Volví á besarle el guante. El miedo empezaba á disiparse en su alma, ó á ser vencido por otro sentimiento. Retiró su mano, diciéndome: «Paciencia necesito para oirte.

—Paciencia necesitamos todos—le contesté.—Seamos indulgentes unos con otros. La tolerancia es la norma de la vida. No te asustes porque me veas poseedor de tu secreto.»

Vuelta á mirar para fuera. Otra vez me tenía miedo.

«Te digo que no te asustes; no temas al mejor de tus amigos, al que se dejaría matar antes que hacer nada que te perjudique.»

Quiso sobreponerse á la zozobra que la dominaba, y me amenazó con su abanico.

«Mira que te pego.

—Pega, pero escucha.

—Estás cargante.

—No estoy sino sumiso. Te obedezco; no tengo más voluntad que la tuya. Soy tu esclavo. Algo más te pudiera decir; pero hemos llegado, y se acabó la función...»

Al volver á mi casa, desde la de San Salomó, me he puesto á escribirte. Son las tres de la mañana. En mi mente hay un gran barullo. Nada ví ni observé en aquella reunión que me dé la luz que necesito. Toda la noche me he sentido desorientado, estúpido á veces, á ratos tan excesivamente sutil, que he imaginado los mayores absurdos. Mi suplicio consiste en una interrogación que me causa ardores semejantes á los de la sed: «¿Quién será?» Porque Federico no es. Me lo juró en un tono tal de sinceridad, que no es posible creer que representara una comedia. ¿Será Malibrán? ¿Tendré que admitir ahora la hipótesis que antes deseché? El diplomático es hombre que debe poseer en grado supino la aptitud de seducir. Á la expresión delicada y soñadora de su rostro, corresponde lo agudo de un ingenio puramente florentino. Tiene, por su madre, sangre italiana; sabe fingir, adular, hacerse grato, componer su rostro. ¿Será Malibrán, Dios mío, y al arte de enamorar une el del disimulo con toda la perfección diplomática y maquiavélica?

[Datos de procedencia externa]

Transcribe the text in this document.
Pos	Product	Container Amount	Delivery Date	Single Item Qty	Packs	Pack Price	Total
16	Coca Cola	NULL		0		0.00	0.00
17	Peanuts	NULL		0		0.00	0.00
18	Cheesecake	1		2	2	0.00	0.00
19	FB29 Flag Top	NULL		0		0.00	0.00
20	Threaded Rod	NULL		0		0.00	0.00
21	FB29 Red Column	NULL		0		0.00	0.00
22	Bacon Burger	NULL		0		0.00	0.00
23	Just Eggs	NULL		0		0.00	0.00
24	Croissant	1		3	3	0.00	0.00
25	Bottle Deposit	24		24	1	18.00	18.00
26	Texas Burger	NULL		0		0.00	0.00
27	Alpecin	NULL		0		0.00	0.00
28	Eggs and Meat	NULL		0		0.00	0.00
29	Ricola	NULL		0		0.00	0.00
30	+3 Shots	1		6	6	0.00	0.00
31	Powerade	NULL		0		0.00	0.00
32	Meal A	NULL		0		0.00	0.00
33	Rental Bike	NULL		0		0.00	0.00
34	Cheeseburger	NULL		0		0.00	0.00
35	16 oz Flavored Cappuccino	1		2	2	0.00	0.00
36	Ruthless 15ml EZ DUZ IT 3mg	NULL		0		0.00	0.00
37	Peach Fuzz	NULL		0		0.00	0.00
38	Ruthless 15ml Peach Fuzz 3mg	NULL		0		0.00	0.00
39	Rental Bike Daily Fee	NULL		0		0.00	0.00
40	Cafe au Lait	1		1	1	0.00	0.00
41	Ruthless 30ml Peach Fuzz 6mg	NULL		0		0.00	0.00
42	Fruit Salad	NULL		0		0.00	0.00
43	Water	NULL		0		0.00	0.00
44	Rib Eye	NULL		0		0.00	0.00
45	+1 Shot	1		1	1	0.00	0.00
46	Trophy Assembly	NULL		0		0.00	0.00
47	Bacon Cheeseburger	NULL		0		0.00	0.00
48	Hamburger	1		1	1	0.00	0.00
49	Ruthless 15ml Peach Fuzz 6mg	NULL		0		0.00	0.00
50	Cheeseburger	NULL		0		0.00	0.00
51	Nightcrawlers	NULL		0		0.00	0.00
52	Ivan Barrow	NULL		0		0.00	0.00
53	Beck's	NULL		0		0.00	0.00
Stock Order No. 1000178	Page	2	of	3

Cuando perdía terreno en mi ánimo la candidatura, digámoslo así, de Malibrán, lo ganaban otras. Hasta se me ocurrió si será Calderón de la Barca, el pegajoso amigo de la casa, el papá de Estefanía. No: esto es inadmisible. Á Calderón le miran marido y mujer como un hermano... Sin embargo, podría ser... Al fin desecho á Calderón, y me fijo en otros: en un oficial de artillería, sobrino de las de Trujillo, muy buen muchacho; me fijo también en Villalonga... ¡Quiá! ¡Villalonga, gastado, lleno de canas... y tan poco apreciable moralmente!... Imposible, imposible. Busco otros; paso revista, analizo...

¡Qué problema, querido Equis! Pero yo digo que estos enigmas podrá no descifrarlos un investigador que se auxilia de la razón y la paciencia, pero un enamorado los descifra siempre. Yo lo haré sin que nadie me ayude, yo solo. Y no faltará, como en las sumarias de los crímenes, la feliz casualidad que, en un punto y hora, rasgue el velo de este endiablado tapujo.

Convengo contigo en que mi cabeza no está del todo buena. Lo confieso, hombre, si te empeñas en ello. Pero no me juzgues por lo que esta noche te escribo. Espera más noticias, y, sobre todo, espera la solución del acertijo, que no puede tardar. Abur.